Imagine, if you can, around 260,000 extra flights a year at Heathrow. Imagine the implicatio­ns of this for air pollution, noise from planes, and increased pollution and congestion from surface traffic to and from the airport.

But Heathrow’s private owners, Heathrow Airport Holdings Limited, want a third runway. Maybe because more flights will mean more profits for them, or so they hope.

The consultati­on closed on March 28th. If you didn’t respond to it, great.

By responding to it, you would have been legitimisi­ng it. Heathrow could claim afterwards that everyone who took part had an opinion on how the airport “should be expanded”. They cannot be trusted – and this is why. In the 1990s, when the airport wanted Terminal 5 to be built, there were fears it would lead to a third runway. Heathrow’s owners – the same ones as now – paid for advertisin­g features in the Gazette, in which they tried to reassure us. This is John Egan, the then chief executive, no less, writing in an advertisin­g feature in the Gazette on 26th March 1999.

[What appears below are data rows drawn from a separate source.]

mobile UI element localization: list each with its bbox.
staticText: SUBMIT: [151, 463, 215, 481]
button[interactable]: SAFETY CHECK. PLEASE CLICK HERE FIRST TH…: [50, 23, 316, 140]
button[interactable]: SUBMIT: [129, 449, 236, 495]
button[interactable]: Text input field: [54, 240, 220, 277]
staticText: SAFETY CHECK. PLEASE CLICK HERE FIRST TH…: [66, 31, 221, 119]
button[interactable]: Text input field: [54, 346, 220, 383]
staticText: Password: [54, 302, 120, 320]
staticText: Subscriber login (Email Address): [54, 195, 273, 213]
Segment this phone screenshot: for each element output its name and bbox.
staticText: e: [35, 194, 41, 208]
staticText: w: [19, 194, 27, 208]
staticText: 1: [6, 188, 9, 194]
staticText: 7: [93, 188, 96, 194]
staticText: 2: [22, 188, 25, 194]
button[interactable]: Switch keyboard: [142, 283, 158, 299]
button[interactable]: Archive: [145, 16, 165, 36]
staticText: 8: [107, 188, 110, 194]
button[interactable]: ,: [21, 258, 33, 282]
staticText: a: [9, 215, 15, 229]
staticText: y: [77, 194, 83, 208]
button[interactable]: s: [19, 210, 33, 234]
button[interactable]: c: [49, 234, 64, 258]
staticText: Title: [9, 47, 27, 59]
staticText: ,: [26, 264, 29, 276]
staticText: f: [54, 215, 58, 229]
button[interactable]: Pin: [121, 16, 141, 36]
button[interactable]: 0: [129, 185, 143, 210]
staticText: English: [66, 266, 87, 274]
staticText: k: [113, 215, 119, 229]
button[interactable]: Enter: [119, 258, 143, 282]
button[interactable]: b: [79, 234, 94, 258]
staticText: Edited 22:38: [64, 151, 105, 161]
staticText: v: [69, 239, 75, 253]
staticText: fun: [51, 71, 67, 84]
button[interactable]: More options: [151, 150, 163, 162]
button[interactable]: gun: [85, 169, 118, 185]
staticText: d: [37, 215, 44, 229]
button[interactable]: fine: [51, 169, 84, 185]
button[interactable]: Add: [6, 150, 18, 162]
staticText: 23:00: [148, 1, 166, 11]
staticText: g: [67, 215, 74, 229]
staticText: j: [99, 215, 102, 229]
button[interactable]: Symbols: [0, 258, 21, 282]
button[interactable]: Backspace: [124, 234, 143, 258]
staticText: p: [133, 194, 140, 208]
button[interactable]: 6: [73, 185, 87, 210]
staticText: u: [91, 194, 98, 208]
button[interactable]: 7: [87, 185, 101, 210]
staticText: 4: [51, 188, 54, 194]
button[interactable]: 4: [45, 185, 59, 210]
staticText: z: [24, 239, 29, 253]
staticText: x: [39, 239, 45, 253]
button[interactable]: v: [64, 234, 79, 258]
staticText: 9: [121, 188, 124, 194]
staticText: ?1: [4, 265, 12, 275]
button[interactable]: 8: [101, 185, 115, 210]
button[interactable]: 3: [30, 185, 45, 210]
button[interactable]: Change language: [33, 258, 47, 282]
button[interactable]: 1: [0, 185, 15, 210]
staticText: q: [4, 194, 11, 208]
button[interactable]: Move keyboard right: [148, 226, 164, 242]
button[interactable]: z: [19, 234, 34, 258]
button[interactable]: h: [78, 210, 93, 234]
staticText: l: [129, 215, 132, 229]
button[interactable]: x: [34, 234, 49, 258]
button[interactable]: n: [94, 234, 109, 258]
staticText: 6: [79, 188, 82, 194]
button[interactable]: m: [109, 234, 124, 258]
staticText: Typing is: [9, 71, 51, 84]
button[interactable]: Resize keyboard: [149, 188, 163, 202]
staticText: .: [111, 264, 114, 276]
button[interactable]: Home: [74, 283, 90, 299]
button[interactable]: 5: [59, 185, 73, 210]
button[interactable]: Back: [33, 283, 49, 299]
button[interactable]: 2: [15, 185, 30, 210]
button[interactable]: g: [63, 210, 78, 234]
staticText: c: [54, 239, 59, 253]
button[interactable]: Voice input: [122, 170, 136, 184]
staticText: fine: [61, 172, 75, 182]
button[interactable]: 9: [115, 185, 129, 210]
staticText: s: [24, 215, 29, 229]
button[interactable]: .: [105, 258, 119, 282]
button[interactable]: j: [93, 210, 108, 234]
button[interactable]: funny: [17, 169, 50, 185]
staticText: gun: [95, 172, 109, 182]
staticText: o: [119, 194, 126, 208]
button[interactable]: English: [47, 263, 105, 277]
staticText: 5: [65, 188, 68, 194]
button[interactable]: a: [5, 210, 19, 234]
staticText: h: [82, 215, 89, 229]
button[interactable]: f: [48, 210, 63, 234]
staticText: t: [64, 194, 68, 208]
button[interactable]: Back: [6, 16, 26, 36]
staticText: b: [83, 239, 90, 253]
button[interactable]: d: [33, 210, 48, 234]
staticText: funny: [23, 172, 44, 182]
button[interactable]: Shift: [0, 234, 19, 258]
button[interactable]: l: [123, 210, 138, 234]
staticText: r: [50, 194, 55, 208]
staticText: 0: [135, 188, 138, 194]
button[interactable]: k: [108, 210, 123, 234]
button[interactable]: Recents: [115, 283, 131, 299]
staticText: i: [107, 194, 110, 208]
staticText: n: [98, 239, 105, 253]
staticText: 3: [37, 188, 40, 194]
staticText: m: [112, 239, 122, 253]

“Our position could not be clearer, nor could it be more formally placed on the record: T5 will not lead to a third runway.” And the bold print was his.

Instead of taking part in a loaded consultati­on, energies should go instead into fighting an autonomous campaign against a third runway being built in the first place - for example through the No 3rd Runway Coalition, which represents campaign groups, local authoritie­s and MPs opposed to expansion.